Nun ist es soweit. Am Freitag trafen 17 Sechstklässler aus Budajenö in Gaildorf ein und wurden von ihren Gastfamilien in Empfang genommen. Bevor am gestrigen Montag der Schulalltag begann, verbrachten die Schüler die Zeit bei ihren Gastfamilien, um sich einzugewöhnen. Damit kein Heimweh aufkam, schlossen sich einige der Familien für gemeinsame Aktionen zusammen. Die Schüler lernen in Budajenö Deutsch als Fremdsprache. Zwar hapert es mit der Verständigung noch etwas, doch junge Leute in diesem Alter sehen darin weniger Probleme als Erwachsene.

Ohne die Stiftung wäre es nicht möglich

Gestern wurden die Gäste zu einem Empfang ins Rathaus eingeladen. Bürgermeister Frank Zimmermann freut sich, dass durch den Austausch die Partnerschaft neu belebt werden könne. Sein Dank galt der Schloss-Realschule, hauptsächlich Rektorin Michaela Staleker, den Gasteltern, den beteiligten Lehrerinnen und der Bürgerstiftung der Familie Schick, deren Vorsitzender Zimmermann ist. Ohne die Stiftung wären alle Begegnungen der Gaildorfer Schulen in Fernost, Afrika, den USA oder in verschiedenen Ländern Europas kaum möglich.

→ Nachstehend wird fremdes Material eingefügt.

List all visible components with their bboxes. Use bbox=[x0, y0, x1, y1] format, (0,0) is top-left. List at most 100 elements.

Der Bürgermeister sicherte zu, auch in Zukunft für alle Begegnungen mit Budajenö ein offenes Ohr zu haben und das Ganze - mithilfe der Stiftung - weiterhin zu unterstützen. Auch Orsolya Pappné Polacsek dankte der Schloss-Realschule und der Bürgerstiftung. Sie überreichte dem Bürgermeister ein Fläschchen des bekannten ungarischen Magenbitters "Unicum".

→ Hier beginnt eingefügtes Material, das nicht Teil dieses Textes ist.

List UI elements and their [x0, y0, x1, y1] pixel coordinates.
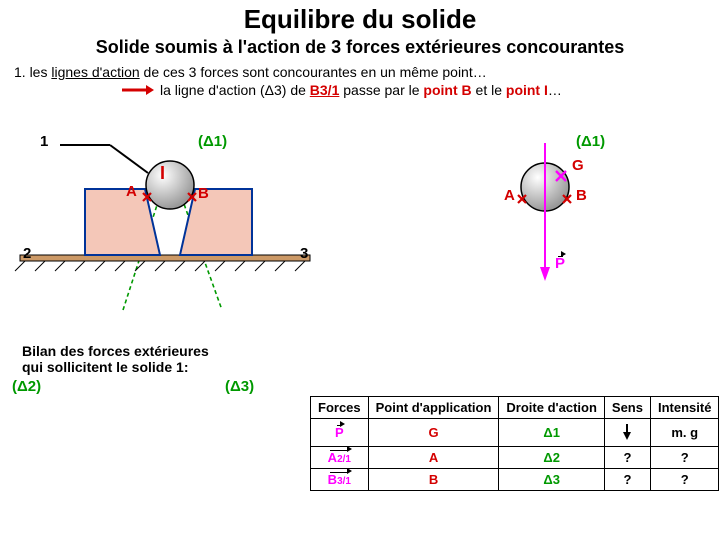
table-row: A2/1 A Δ2 ? ? [311, 447, 719, 469]
l2f: point I [506, 82, 548, 98]
label-A-left: A [126, 183, 137, 200]
label-P: P [555, 255, 565, 272]
page-title: Equilibre du solide [0, 0, 720, 35]
cell-dr2: Δ3 [499, 469, 605, 491]
th-forces: Forces [311, 397, 369, 419]
footer-text: Bilan des forces extérieures qui sollici… [22, 343, 720, 375]
line1-post: de ces 3 forces sont concourantes en un … [140, 64, 487, 80]
cell-dr1: Δ2 [499, 447, 605, 469]
table-row: B3/1 B Δ3 ? ? [311, 469, 719, 491]
l2c: passe par le [339, 82, 423, 98]
cell-f0: P [311, 419, 369, 447]
cell-i1: ? [650, 447, 718, 469]
line1-underlined: lignes d'action [51, 64, 139, 80]
text-line-2: la ligne d'action (Δ3) de B3/1 passe par… [120, 82, 720, 99]
line1-pre: 1. les [14, 64, 51, 80]
th-point: Point d'application [368, 397, 499, 419]
cell-s0 [604, 419, 650, 447]
table-row: P G Δ1 m. g [311, 419, 719, 447]
diagram-svg [0, 105, 720, 315]
label-3: 3 [300, 245, 308, 262]
footer-l2: qui sollicitent le solide 1: [22, 359, 720, 375]
label-B-right: B [576, 187, 587, 204]
cell-f1: A2/1 [311, 447, 369, 469]
vec-P: P [555, 255, 565, 272]
footer-l1: Bilan des forces extérieures [22, 343, 720, 359]
text-line-1: 1. les lignes d'action de ces 3 forces s… [14, 64, 720, 80]
cell-s1: ? [604, 447, 650, 469]
label-B-left: B [198, 185, 209, 202]
table-header-row: Forces Point d'application Droite d'acti… [311, 397, 719, 419]
label-d2: (Δ2) [12, 378, 41, 395]
cell-pt0: G [368, 419, 499, 447]
label-d3: (Δ3) [225, 378, 254, 395]
l2e: et le [472, 82, 506, 98]
label-G: G [572, 157, 584, 174]
cell-pt1: A [368, 447, 499, 469]
forces-table: Forces Point d'application Droite d'acti… [310, 396, 719, 491]
label-1: 1 [40, 133, 48, 150]
l2g: … [548, 82, 562, 98]
arrow-icon [120, 83, 154, 99]
th-sens: Sens [604, 397, 650, 419]
label-2: 2 [23, 245, 31, 262]
cell-s2: ? [604, 469, 650, 491]
l2d: point B [423, 82, 471, 98]
cell-i2: ? [650, 469, 718, 491]
cell-pt2: B [368, 469, 499, 491]
label-d1b: (Δ1) [576, 133, 605, 150]
th-intensite: Intensité [650, 397, 718, 419]
label-I: I [160, 163, 165, 184]
cell-f2: B3/1 [311, 469, 369, 491]
l2a: la ligne d'action (Δ3) de [160, 82, 310, 98]
l2b: B3/1 [310, 82, 340, 98]
cell-dr0: Δ1 [499, 419, 605, 447]
page-subtitle: Solide soumis à l'action de 3 forces ext… [0, 37, 720, 58]
cell-i0: m. g [650, 419, 718, 447]
th-droite: Droite d'action [499, 397, 605, 419]
diagram-area: 1 (Δ1) (Δ1) 2 3 A B I A B G P [0, 105, 720, 315]
label-d1a: (Δ1) [198, 133, 227, 150]
label-A-right: A [504, 187, 515, 204]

Zum Abschluss des Empfangs versammelte sich die muntere Schülerschar auf der Rathaustreppe zum Gruppenbild. Neben dem Schulbesuch stehen Fahrten nach Stuttgart und Ulm sowie der Besuch einer Bäckerei in Sulzbach-Laufen auf dem Programm. Am Mittwochnachmittag treffen sich alle Familien zu einem lockeren Programm mit gegenseitigem Kennenlernen in der Realschule. Am Freitag treten die ungarischen Gäste ihre Heimreise an.